Cette position de Trump contraste avec le fait qu’environ la moitié des foyers aux États-Unis sont désormais exposés à des événements météorologiques extrêmes, selon Tett.
Les recherches sur le réchauffement climatique s’accordent sur le fait que la fréquence et les coûts de ces événements vont augmenter.

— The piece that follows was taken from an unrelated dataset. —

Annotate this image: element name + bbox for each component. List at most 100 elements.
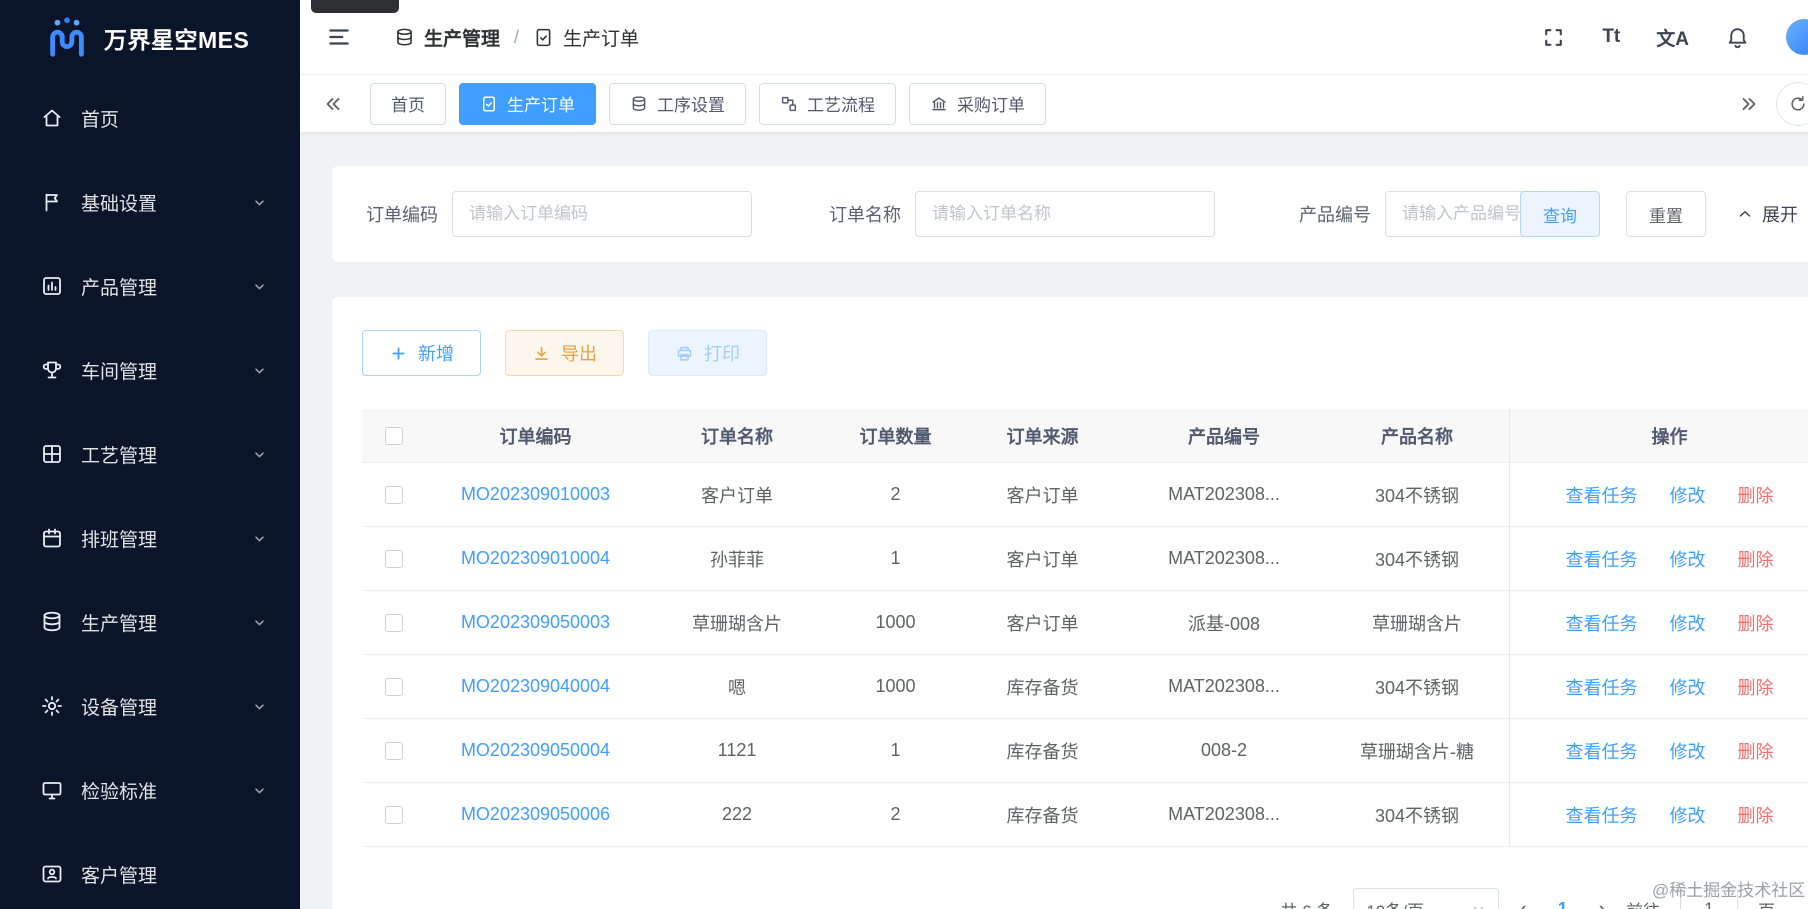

Ces tendances ne vont pas s’inverser et il faut s’attendre à ce que dans les années à venir, Trump soit contraint de consacrer d’énormes ressources publiques, non pas pour soutenir son programme, mais pour répondre aux urgences climatiques.
Une autre distraction pour l’administration Trump pourrait être une pandémie comme celle produite par Covid-19. » est le titre de la couverture d'une publication récente de la Harvard University School of Public Health. Les experts ne savent pas quand cela se produira, ni quel virus pourrait le déclencher, mais ils conviennent que les gouvernements ne sont pas prêts à réagir avec la rapidité et les ressources nécessaires. La nomination de Robert F. Kennedy Jr. au poste de secrétaire à la Santé de l’administration Trump est très révélatrice : il est connu pour ses dénonciations contre les vaccins et sa promotion de médicaments sans support scientifique. Qu'il soit celui qui dirigerait les efforts du gouvernement en cas de pandémie serait une distraction mortelle.
L’économie pourrait également surprendre le monde et l’administration Trump. Nous sommes déjà habitués au fait que, périodiquement, un pays ou un secteur spécifique, comme la construction par exemple, entre en crise. Les vulnérabilités économiques préexistantes telles que les déficits budgétaires énormes et croissants, les réseaux d'approvisionnement fragiles, l'économie chinoise chancelante ou les marchés européens anémiques et les coûts de la guerre russe en Ukraine, ainsi qu'au Moyen-Orient, mettent en évidence certaines des principales sources d'instabilité. . À ces menaces, il faut ajouter la guerre commerciale entre les États-Unis et la Chine que Trump annonce à plusieurs reprises, la baisse des impôts payés par les plus riches, la réduction drastique de la taille du gouvernement et la suppression de certaines réglementations pour le secteur privé. Tous ces changements créent un environnement plein de conséquences imprévues qui limiteront l’action du gouvernement.
Trump pourrait également être surpris par la capacité de ses adversaires à utiliser le système judiciaire pour retarder, voire bloquer certaines de ses initiatives. Même si le succès électoral du président ouvre des possibilités que ses récents prédécesseurs n'avaient pas, il convient de rappeler que le système judiciaire américain est très décentralisé et que les juges jouissent d'une grande autonomie. Certaines d’entre elles pourraient surprendre Trump avec des décisions qui affecteraient négativement son programme.
Et enfin, il y a la géopolitique : d’un Moyen-Orient déjà en ébullition à un détroit de Taiwan de plus en plus étroit, la sécurité de la planète est précaire. Trump estime que rejeter l’OTAN et se vanter de son admiration pour Poutine est un passe-temps sans conséquence. Et si ce n'était pas le cas ?
Les fervents admirateurs de Trump supposent souvent que leur leader est à l’abri des aléas de la politique et de l’histoire. Cette illusion ne durera pas longtemps.